DERの活用イメージ 出典:東京電力パワーグリッド
これを受けてスタートされる当事業の事業期間は2022年度~2026年度の5 年間で、2022 年度の概算要求額は 400百万円です。
当事業の最終的な目標には、以下のような点があげられています。
- ローカルフレキシビリティシステムを介し、アグリゲーターが送配電系統の混雑状況とそれに紐付くDER の稼働状況を把握できること
- 混雑する送配電系統の DER 制御により需要をシフトし、再エネ発電の出力制御が回避可能となることを実証すること
- 標準的な業務フローを確立すること
DERを活用するするための産業用蓄電システムとは
最後に、こうした本格的な普及の兆しが見えてきたにDERを活用するするための、産業用蓄電システムを紹介します。

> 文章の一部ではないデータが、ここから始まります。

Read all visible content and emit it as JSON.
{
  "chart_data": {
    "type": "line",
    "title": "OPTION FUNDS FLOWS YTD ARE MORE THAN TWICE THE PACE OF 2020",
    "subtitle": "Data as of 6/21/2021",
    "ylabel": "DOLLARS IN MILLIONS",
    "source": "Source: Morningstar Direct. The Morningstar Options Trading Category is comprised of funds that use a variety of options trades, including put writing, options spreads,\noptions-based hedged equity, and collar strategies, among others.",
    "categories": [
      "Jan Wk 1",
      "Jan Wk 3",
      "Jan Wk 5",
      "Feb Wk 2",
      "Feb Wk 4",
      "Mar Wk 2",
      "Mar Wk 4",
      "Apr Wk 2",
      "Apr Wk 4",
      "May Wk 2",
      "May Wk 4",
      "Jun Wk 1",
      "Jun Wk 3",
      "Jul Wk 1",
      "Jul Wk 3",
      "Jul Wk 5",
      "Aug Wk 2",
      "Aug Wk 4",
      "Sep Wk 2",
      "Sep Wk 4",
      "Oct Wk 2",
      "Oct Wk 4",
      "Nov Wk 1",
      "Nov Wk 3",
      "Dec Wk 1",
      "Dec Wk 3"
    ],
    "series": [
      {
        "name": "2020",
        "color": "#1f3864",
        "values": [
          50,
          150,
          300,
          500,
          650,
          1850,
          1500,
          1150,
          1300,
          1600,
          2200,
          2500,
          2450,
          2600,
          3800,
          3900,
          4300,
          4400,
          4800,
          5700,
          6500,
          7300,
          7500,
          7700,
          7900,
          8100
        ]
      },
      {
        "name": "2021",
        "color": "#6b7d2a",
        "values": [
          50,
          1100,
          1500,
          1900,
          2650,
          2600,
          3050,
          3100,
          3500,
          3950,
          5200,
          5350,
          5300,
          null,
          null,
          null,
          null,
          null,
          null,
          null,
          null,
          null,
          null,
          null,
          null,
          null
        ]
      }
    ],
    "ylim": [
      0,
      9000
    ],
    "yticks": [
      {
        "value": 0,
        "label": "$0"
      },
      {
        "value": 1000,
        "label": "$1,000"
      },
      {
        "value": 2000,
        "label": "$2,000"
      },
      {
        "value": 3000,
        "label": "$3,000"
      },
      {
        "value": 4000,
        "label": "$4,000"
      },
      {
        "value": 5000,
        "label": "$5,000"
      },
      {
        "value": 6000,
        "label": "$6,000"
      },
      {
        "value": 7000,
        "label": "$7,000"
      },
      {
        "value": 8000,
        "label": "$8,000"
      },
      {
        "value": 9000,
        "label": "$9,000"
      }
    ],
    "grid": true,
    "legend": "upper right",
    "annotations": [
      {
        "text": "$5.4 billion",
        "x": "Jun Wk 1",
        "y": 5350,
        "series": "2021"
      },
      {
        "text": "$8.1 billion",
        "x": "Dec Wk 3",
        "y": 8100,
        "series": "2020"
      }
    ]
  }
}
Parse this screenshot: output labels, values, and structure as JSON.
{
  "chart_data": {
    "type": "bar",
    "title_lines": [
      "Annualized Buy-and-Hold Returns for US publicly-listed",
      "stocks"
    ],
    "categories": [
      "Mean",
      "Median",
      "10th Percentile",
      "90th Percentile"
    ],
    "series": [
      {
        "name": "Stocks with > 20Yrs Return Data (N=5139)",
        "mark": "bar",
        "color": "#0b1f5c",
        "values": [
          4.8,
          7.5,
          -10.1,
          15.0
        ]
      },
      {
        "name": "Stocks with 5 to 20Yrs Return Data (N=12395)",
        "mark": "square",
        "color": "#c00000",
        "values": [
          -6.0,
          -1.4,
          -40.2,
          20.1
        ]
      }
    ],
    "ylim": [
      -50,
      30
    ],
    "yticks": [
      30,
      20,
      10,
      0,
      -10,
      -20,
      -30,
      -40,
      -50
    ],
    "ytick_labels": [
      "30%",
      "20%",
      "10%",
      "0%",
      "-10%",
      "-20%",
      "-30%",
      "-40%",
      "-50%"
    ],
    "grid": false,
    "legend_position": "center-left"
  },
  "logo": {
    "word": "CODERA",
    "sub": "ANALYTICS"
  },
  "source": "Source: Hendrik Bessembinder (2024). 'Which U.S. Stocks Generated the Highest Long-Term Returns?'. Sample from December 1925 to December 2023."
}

パワーコンディショナーのパイオニアであるSMA社は、G-Tech社との協業により、需給調整市場を見据えた「蓄電池発電所」のための系統用蓄電システム「4MWh Container BESS」を開発しました。同システムは東京ビッグサイトで開催された「スマートエネルギーWeek 2022 春展」(3月16日~18日)で、パネル展示されました。経済産業省の補助事業「再生可能エネルギー導入加速化に向けた系統用蓄電池等導入支援事業」にも適合しているということです。

4MWh Container BESS構成イメージ 出典:G-Tech
特徴としては、以下の2点があります。
- 電力系統に直接接続することが可能であること
- 電力系統内に余剰電力の発生が見込まれる際は充電し、不足する際は放電、あるいは電力系統への調整力を供給すること
これらにより、各種電力市場での取引を通じ、再エネの有効活用や電力需給バランスの改善に寄与するということです。
長期的には 2050 年のカーボンニュートラル達成に向けて、短期的には2022年4月からのFIP制度の導入等を受けて分散型のエネルギーマネジメントシステムが注目を集めています。蓄電池を活用したDERについては、実証事業により多くの有効なケースが出てきていることがわかりました。収益性のあるビジネス活用も現実的になってきているといえるのではないでしょうか。今後、さらなる活用が期待されます。